# Backlog Controller

The Backlog Controller is a controller that automatically scales worker pods based on the number of pending backlog work-items. It ensures optimal resource utilization by dynamically adjusting the number of extension workers in response to workload.

## Configuration Example

```yaml
backlog_controller:
  max_replicas: 5
  backlog_items_per_replica: 3
  remove_claim_after_minutes: 30
```

## Top-Level Options

| Option | Type | Default | Description |
|--------|------|---------|-------------|
| `max_replicas` | int | `5` | Maximum number of replicas per extension that the controller scales up to. |
| `backlog_items_per_replica` | int | `3` | Number of backlog work-items required before increasing replica count. |
| `remove_claim_after_minutes` | int | `30` | Time after which a claimed work-item is released if still processing. |

## Configuration Details

### `max_replicas`

The maximum number of replicas (worker pods) the controller will scale up to for each
extension. This prevents runaway scaling and ensures cluster resources are not exhausted.

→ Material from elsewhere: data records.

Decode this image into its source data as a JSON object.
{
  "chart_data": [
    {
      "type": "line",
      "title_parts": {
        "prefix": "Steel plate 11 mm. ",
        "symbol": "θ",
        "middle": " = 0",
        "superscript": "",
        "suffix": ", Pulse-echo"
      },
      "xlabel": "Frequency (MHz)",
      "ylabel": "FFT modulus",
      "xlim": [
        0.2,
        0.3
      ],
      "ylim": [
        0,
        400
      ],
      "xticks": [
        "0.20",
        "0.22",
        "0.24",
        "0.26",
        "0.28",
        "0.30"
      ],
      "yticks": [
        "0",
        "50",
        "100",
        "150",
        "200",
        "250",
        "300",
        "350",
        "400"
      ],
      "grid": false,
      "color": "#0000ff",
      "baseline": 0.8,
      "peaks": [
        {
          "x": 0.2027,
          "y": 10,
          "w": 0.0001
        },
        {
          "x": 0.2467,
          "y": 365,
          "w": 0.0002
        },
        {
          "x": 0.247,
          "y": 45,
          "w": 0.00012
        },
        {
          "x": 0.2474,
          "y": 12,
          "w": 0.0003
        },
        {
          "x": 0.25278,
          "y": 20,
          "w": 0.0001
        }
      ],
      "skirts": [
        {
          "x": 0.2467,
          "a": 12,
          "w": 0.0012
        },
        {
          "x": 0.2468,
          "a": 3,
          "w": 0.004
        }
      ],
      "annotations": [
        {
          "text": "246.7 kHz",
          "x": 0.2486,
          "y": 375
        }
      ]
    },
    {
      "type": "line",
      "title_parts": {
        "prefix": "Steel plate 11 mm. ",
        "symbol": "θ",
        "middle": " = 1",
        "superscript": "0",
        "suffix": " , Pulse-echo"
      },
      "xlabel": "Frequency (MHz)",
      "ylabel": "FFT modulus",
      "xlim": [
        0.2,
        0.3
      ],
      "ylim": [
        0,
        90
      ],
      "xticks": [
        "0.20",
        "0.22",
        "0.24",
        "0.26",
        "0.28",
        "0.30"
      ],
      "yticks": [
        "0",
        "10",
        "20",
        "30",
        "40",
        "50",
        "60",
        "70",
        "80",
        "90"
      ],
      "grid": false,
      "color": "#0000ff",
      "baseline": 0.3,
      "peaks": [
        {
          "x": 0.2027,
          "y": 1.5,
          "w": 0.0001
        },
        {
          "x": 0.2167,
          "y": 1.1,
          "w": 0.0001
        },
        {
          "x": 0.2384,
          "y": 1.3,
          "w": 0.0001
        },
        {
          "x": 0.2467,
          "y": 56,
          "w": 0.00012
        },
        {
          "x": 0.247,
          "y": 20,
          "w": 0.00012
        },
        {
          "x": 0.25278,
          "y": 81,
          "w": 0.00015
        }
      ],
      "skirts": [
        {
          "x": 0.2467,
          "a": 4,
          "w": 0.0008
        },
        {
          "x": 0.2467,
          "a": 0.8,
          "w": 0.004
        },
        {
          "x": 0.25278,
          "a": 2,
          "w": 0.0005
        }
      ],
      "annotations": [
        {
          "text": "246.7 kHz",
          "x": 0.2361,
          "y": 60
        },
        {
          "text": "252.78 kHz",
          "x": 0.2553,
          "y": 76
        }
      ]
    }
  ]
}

**Important:** The issue-replicator extension is always limited to a maximum of 1 replica,
regardless of this setting, to prevent potential duplicate GitHub issues from concurrent processing.

**Example scenarios:**
- `max_replicas: 1` - No scaling, always single worker per extension
- `max_replicas: 5` - Allow up to 5 concurrent workers per extension
- `max_replicas: 10` - Higher concurrency for demanding workloads

### `backlog_items_per_replica`

The threshold that determines when to scale up. The controller increases replicas when:

```
number_of_pending_items / backlog_items_per_replica > current_replicas
```

**Example with `backlog_items_per_replica: 3`:**
- 1-3 items pending → 1 replica
- 4-6 items pending → 2 replicas
- 7-9 items pending → 3 replicas
- And so on, up to `max_replicas`

**Tuning guidance:**
- **Lower values** (e.g., `2`): More aggressive scaling, faster processing, higher resource usage
- **Higher values** (e.g., `5`): More conservative scaling, lower resource usage, potentially slower processing
- **Consider:** The average processing time for work-items when choosing this value

### `remove_claim_after_minutes`

When a worker claims a backlog work-item, it signals that it's processing that item.
If the claim persists longer than this duration, the controller assumes the worker
has stalled or crashed and releases the claim so another worker can process it.

**Example scenarios:**
- Worker pod crashes mid-processing
- Worker encounters an unhandled error and hangs
- Network issues prevent completion notification

**Tuning guidance:**
- **Too low** (e.g., `5`): Risk of duplicate processing if work-items legitimately take longer
- **Too high** (e.g., `120`): Stalled work-items block the queue for extended periods
- **Recommended:** Set to 2-3× the typical work-item processing time

Default of 30 minutes works well for most scanning workloads.